Their carve-outs for safety (public interest) and legal are also valid exceptions in gdpr as well.

it clearly (enough, kinda) communicated

1. what data they keep/collect

2. what they do with it (and that there is a reason to have it)

3. with whom they share it

4. how long they keep it

---

GDPR might require data minimalism, but that doesn't mean you can't keep "all" conversations/data. It just means you have to have a reason of why exactly need all of it (they have), only keep it as long as strictly necessary (they do) and not use it for other purposes (they claim to do that).

Also from a legal POV you can't really argue that collecting all conversations for detecting abuse patterns is "unreasonable"/"unnecessary" or similar, as to some degree the AI Act requires exactly that for "high risk" AIs/use cases. And while by the definition of the AI Act AWS Bedrock likely doesn't fall under "high risk" they can argue that some people could (against TOS) use it for "high risk" or "illegal" AI use cases which is part of the "misuse detection" thing for which they keep conversations for a month.

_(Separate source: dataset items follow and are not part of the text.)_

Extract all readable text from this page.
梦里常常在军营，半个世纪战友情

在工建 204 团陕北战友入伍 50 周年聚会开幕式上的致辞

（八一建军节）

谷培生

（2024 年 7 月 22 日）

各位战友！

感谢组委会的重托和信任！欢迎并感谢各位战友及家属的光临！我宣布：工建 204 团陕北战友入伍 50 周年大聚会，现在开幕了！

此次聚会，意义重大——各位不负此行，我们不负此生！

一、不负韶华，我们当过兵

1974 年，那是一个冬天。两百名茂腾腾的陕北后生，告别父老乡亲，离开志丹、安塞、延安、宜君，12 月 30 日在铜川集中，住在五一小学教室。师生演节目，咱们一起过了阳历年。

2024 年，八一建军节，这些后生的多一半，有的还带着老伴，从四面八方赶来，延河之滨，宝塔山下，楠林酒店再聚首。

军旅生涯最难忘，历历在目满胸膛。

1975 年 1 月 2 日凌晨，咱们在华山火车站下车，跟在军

Lastly GDRP deletion requests still apply. But need to be processed within ... 1 month (wich AFIK in a generic duration context you can treat as 30 days, even through there is a single shorter month). So they "auto comply" with this, too.

I don't think it mentions sharing the data with third parties such as Anthropic?

If you don't believe them now why would you have believed them earlier when they said "no data is retained" ?

Me, or even me + a ton of other individual devs cancelling their personal $100/month Claude plans are a drop in the bucket of the billions of dollars of enterprise revenue they bring in.

To enact change here, the answer is to unionize, and put an AI usage ban into union contracts. Coerce the companies into not buying.

Well, that's the final frontier anyway.

And FedRamp has some issues with data being sent out.

Our corp doesn't allow usage of local models because of concern about potential "agent sends out code to the net" issues.

And for the cost, if you’re an enterprise with more than 150 people, you’re on the token plan.

We 'trust' Amazon already and Amazon has no incentive at all to collect the data to finetune claude because they don't own claude.